Note: Maintenance therapies are not counted as separate lines of therapy.

Excluding patients who meet these criteria:

  • Positive serum pregnancy test
  • Breastfeeding female
  • Active central nervous system (CNS) disease. Individuals with asymptomatic and stable, treated CNS lesions (radiation and/or surgery and/or other CNS-directed therapy who have not received corticosteroids for at least four weeks) are allowed
  • Red blood cell (RBC) transfusion dependence, defined as requiring more than two units of packed red blood cell transfusions during the four-week period prior to screening. RBC transfusions are permitted during the screening period and prior to enrollment to meet the hemoglobin inclusion criteria
  • History of hemolytic anemia, autoimmune thrombocytopenia, or Evans syndrome in the last 3 months
  • Known hypersensitivity to any of the study drugs, the metabolites, or formulation excipient
  • Prior treatment with CD47 or signal regulatory protein alpha-targeting agents
  • Current participation in another interventional clinical trial
  • Known inherited or acquired bleeding disorders
  • Significant disease or medical conditions, as assessed by the investigator and sponsor, that would substantially increase the risk-benefit ratio of participating in the study. This includes, but is not limited to, acute myocardial infarction within the last 6 months, unstable angina, uncontrolled diabetes mellitus, significant active infections, and congestive heart failure New York Heart Association Class III-IV
  • Second malignancy, except treated basal cell or localized squamous skin carcinomas, localized prostate cancer, or other malignancies for which individuals are not on active anticancer therapies and who are in complete remission for over three years
  • Known active or chronic hepatitis B or C infection or human immunodeficiency virus
  • Prior anticancer therapy including but not limited to chemotherapy, immunotherapy, or investigational agents within 4 weeks prior to magrolimab is not permitted.

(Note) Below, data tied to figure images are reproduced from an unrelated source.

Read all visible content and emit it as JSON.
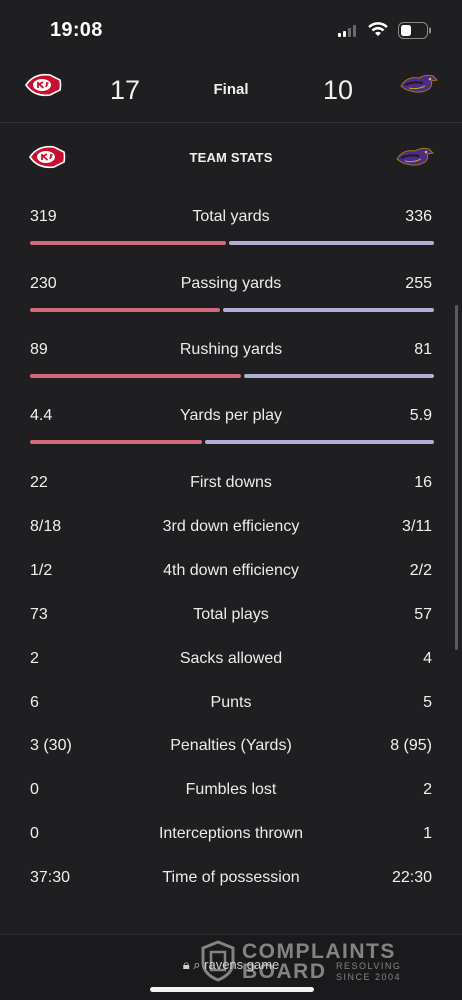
{
  "status_bar": {
    "time": "19:08"
  },
  "game": {
    "home_team_icon": "chiefs-logo",
    "away_team_icon": "ravens-logo",
    "home_score": "17",
    "away_score": "10",
    "status": "Final",
    "home_color": "#d4687f",
    "away_color": "#b3aed6"
  },
  "team_stats": {
    "title": "TEAM STATS",
    "rows": [
      {
        "label": "Total yards",
        "home": "319",
        "away": "336",
        "home_share": 0.487,
        "bar": true
      },
      {
        "label": "Passing yards",
        "home": "230",
        "away": "255",
        "home_share": 0.474,
        "bar": true
      },
      {
        "label": "Rushing yards",
        "home": "89",
        "away": "81",
        "home_share": 0.524,
        "bar": true
      },
      {
        "label": "Yards per play",
        "home": "4.4",
        "away": "5.9",
        "home_share": 0.427,
        "bar": true
      },
      {
        "label": "First downs",
        "home": "22",
        "away": "16"
      },
      {
        "label": "3rd down efficiency",
        "home": "8/18",
        "away": "3/11"
      },
      {
        "label": "4th down efficiency",
        "home": "1/2",
        "away": "2/2"
      },
      {
        "label": "Total plays",
        "home": "73",
        "away": "57"
      },
      {
        "label": "Sacks allowed",
        "home": "2",
        "away": "4"
      },
      {
        "label": "Punts",
        "home": "6",
        "away": "5"
      },
      {
        "label": "Penalties (Yards)",
        "home": "3 (30)",
        "away": "8 (95)"
      },
      {
        "label": "Fumbles lost",
        "home": "0",
        "away": "2"
      },
      {
        "label": "Interceptions thrown",
        "home": "0",
        "away": "1"
      },
      {
        "label": "Time of possession",
        "home": "37:30",
        "away": "22:30"
      }
    ]
  },
  "browser": {
    "url_text": "ravens game"
  },
  "watermark": {
    "line1": "COMPLAINTS",
    "line2": "BOARD",
    "line3": "RESOLVING",
    "line4": "SINCE 2004"
  }
}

    • Note: Localized non-CNS radiotherapy, previous hormonal therapy with luteinizing hormone releasing hormone agonists for prostate or breast cancer, and treatment with bisphosphonates and receptor activator of nuclear factor kappaB ligand (RANKL) inhibitors are not criteria for exclusion.
Note: Other protocol defined inclusion/exclusion criteria may apply.